Il se retourna comme il faut vers elle puis lui attrapa les deux mains, les serrant dans les siennes, en lui souriant. Il ne lui voulait aucun mal ! Il était juste un jeune garçon qui venait avouer ses sentiments à une jeune fille, c’était une des choses les plus naturelles au monde. Qu’il y avait-il de plus simple et beau que ça ?

– Il n’y a aucune explication à chercher. Tu me plais, c’est tout, ça ne se justifie pas, il n’y aucun raisonnement logique derrière, c’est juste comme ça.
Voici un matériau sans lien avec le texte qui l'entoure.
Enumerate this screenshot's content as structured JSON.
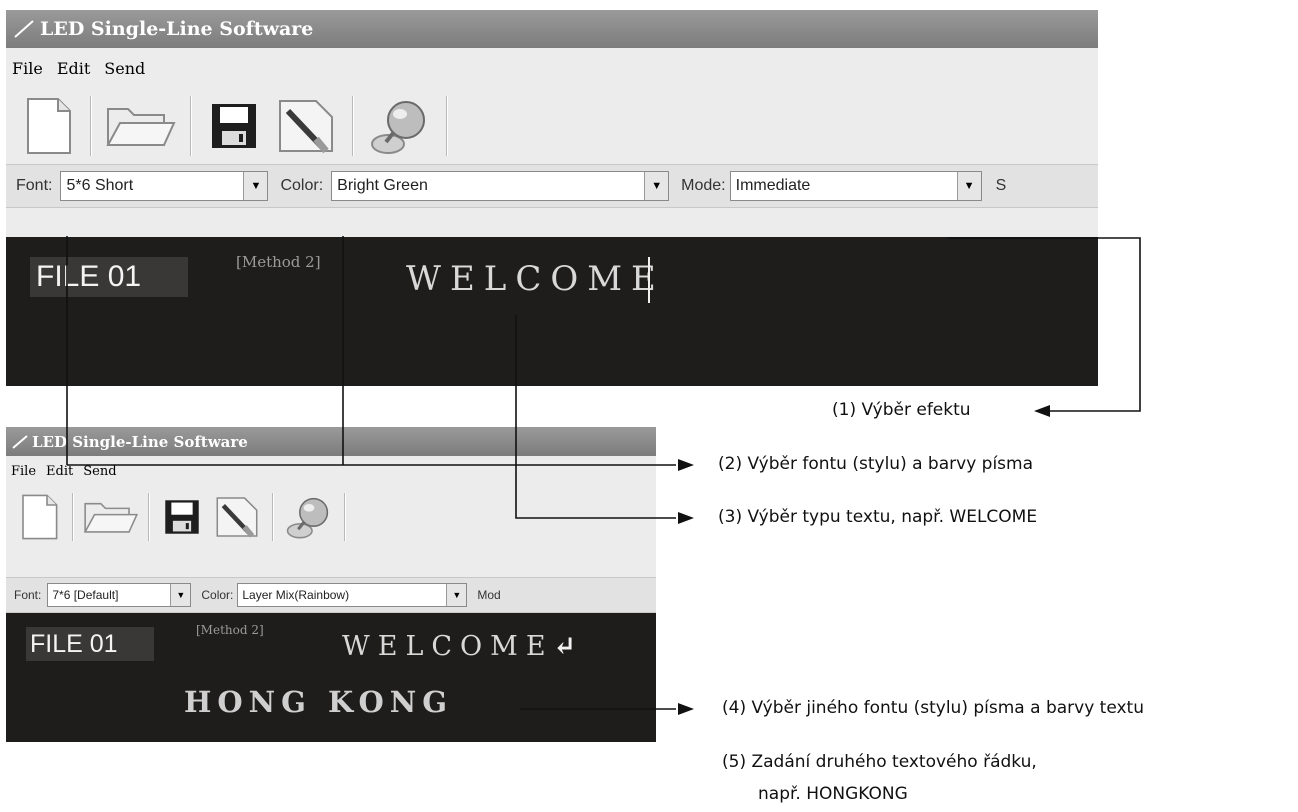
{
  "window1": {
    "title": "LED Single-Line Software",
    "menu": [
      "File",
      "Edit",
      "Send"
    ],
    "toolbar": [
      "new-file-icon",
      "open-folder-icon",
      "save-disk-icon",
      "edit-brush-icon",
      "send-globe-icon"
    ],
    "font_label": "Font:",
    "font_value": "5*6 Short",
    "color_label": "Color:",
    "color_value": "Bright Green",
    "mode_label": "Mode:",
    "mode_value": "Immediate",
    "next_label_fragment": "S",
    "file_tag": "FILE 01",
    "method": "[Method 2]",
    "line1": "WELCOME"
  },
  "window2": {
    "title": "LED Single-Line Software",
    "menu": [
      "File",
      "Edit",
      "Send"
    ],
    "toolbar": [
      "new-file-icon",
      "open-folder-icon",
      "save-disk-icon",
      "edit-brush-icon",
      "send-globe-icon"
    ],
    "font_label": "Font:",
    "font_value": "7*6 [Default]",
    "color_label": "Color:",
    "color_value": "Layer Mix(Rainbow)",
    "mode_label_fragment": "Mod",
    "file_tag": "FILE 01",
    "method": "[Method 2]",
    "line1": "WELCOME",
    "return_symbol": "↵",
    "line2": "HONG KONG"
  },
  "annotations": {
    "a1": "(1) Výběr efektu",
    "a2": "(2) Výběr fontu (stylu) a barvy písma",
    "a3": "(3) Výběr typu textu, např. WELCOME",
    "a4": "(4) Výběr jiného fontu (stylu) písma a barvy textu",
    "a5_line1": "(5) Zadání druhého textového řádku,",
    "a5_line2": "např. HONGKONG"
  }
}
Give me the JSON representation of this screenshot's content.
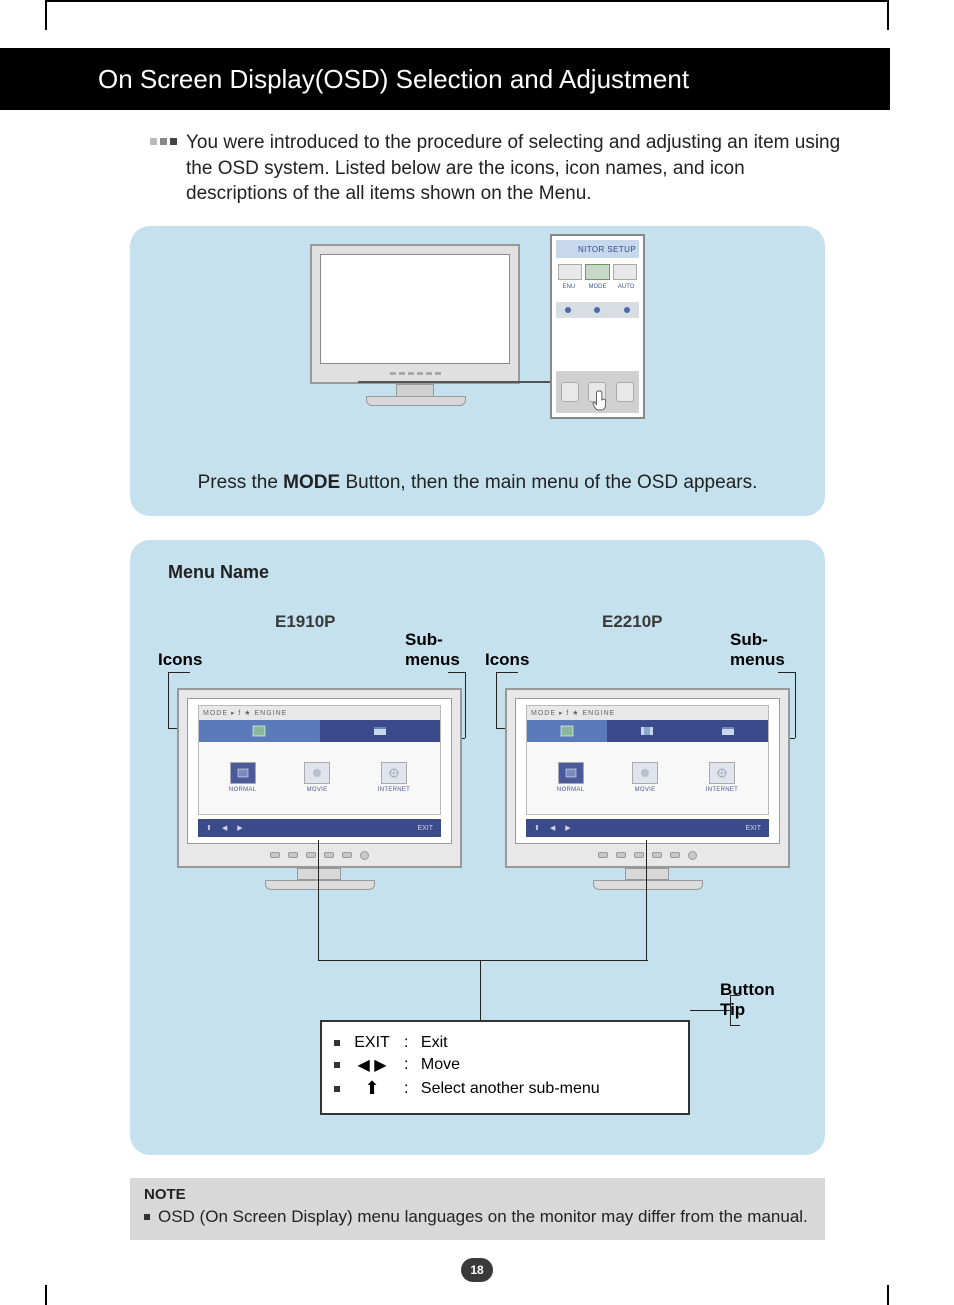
{
  "header": {
    "title": "On Screen Display(OSD) Selection and Adjustment"
  },
  "intro": "You were introduced to the procedure of selecting and adjusting an item using the OSD system. Listed below are the icons, icon names, and icon descriptions of the all items shown on the Menu.",
  "panel1": {
    "zoom_title": "NITOR SETUP",
    "zoom_labels": [
      "ENU",
      "MODE",
      "AUTO"
    ],
    "caption_pre": "Press the ",
    "caption_bold": "MODE",
    "caption_post": " Button, then the main menu of the OSD appears."
  },
  "panel2": {
    "menu_name": "Menu Name",
    "model_a": "E1910P",
    "model_b": "E2210P",
    "icons_label": "Icons",
    "submenus_label_line1": "Sub-",
    "submenus_label_line2": "menus",
    "menu_header": "MODE ▸ f ★ ENGINE",
    "submenu_items": [
      "NORMAL",
      "MOVIE",
      "INTERNET"
    ],
    "btnbar_exit": "EXIT",
    "button_tip_label_line1": "Button",
    "button_tip_label_line2": "Tip",
    "tips": [
      {
        "key": "EXIT",
        "desc": "Exit"
      },
      {
        "key": "◀ ▶",
        "desc": "Move"
      },
      {
        "key": "⬆",
        "desc": "Select another sub-menu"
      }
    ]
  },
  "note": {
    "title": "NOTE",
    "text": "OSD (On Screen Display) menu languages on the monitor may differ from the manual."
  },
  "page_number": "18"
}
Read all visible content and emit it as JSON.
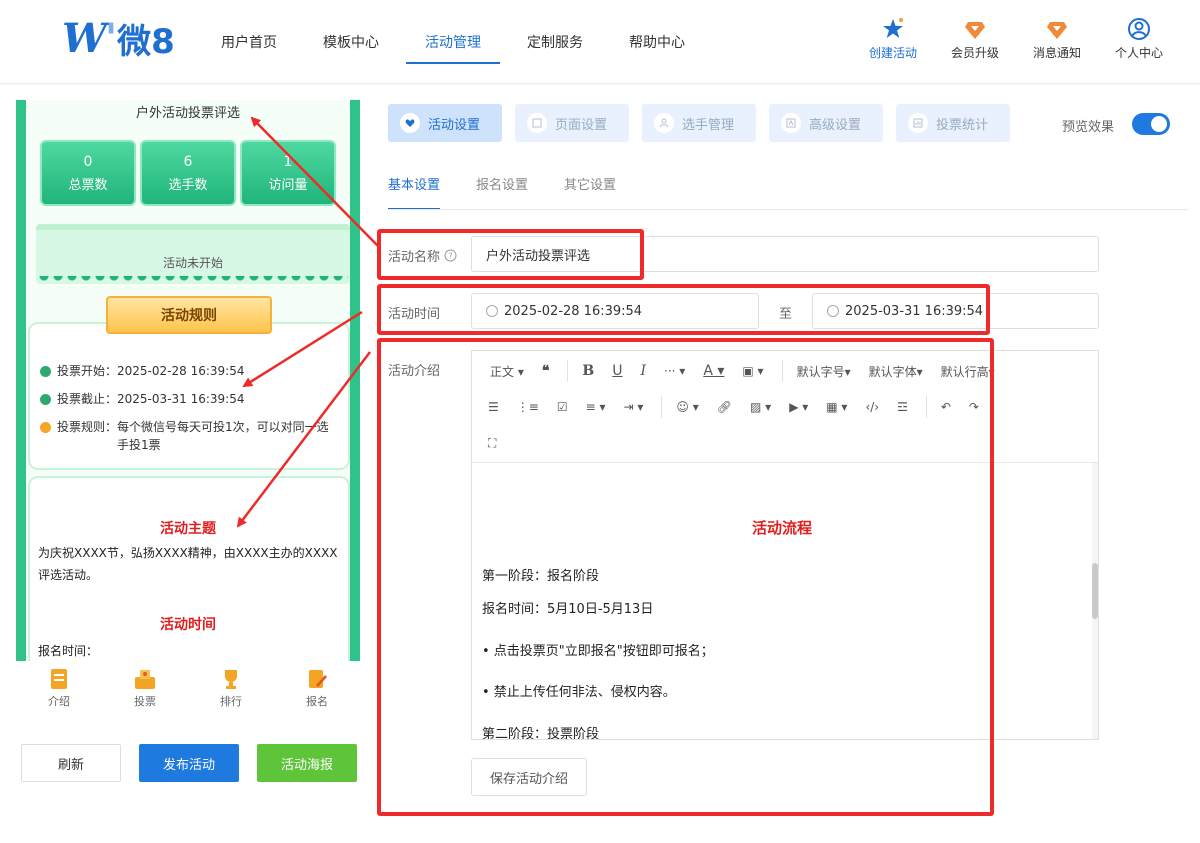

Je ne me suis pas demandé pourquoi, ce n’est pas une affaire de la raison mais des sentiments.

Il libéra une de ses mains pour venir délicatement replacer une de ses mèches rebelles derrière son oreille sans cesser de lui sourire, amusé malgré lui de sa timidité. Sa gêne visible la rendait encore plus vulnérable et attachante, en avait-elle conscience ? Il avait envie de la protéger, c’était plus fort que lui.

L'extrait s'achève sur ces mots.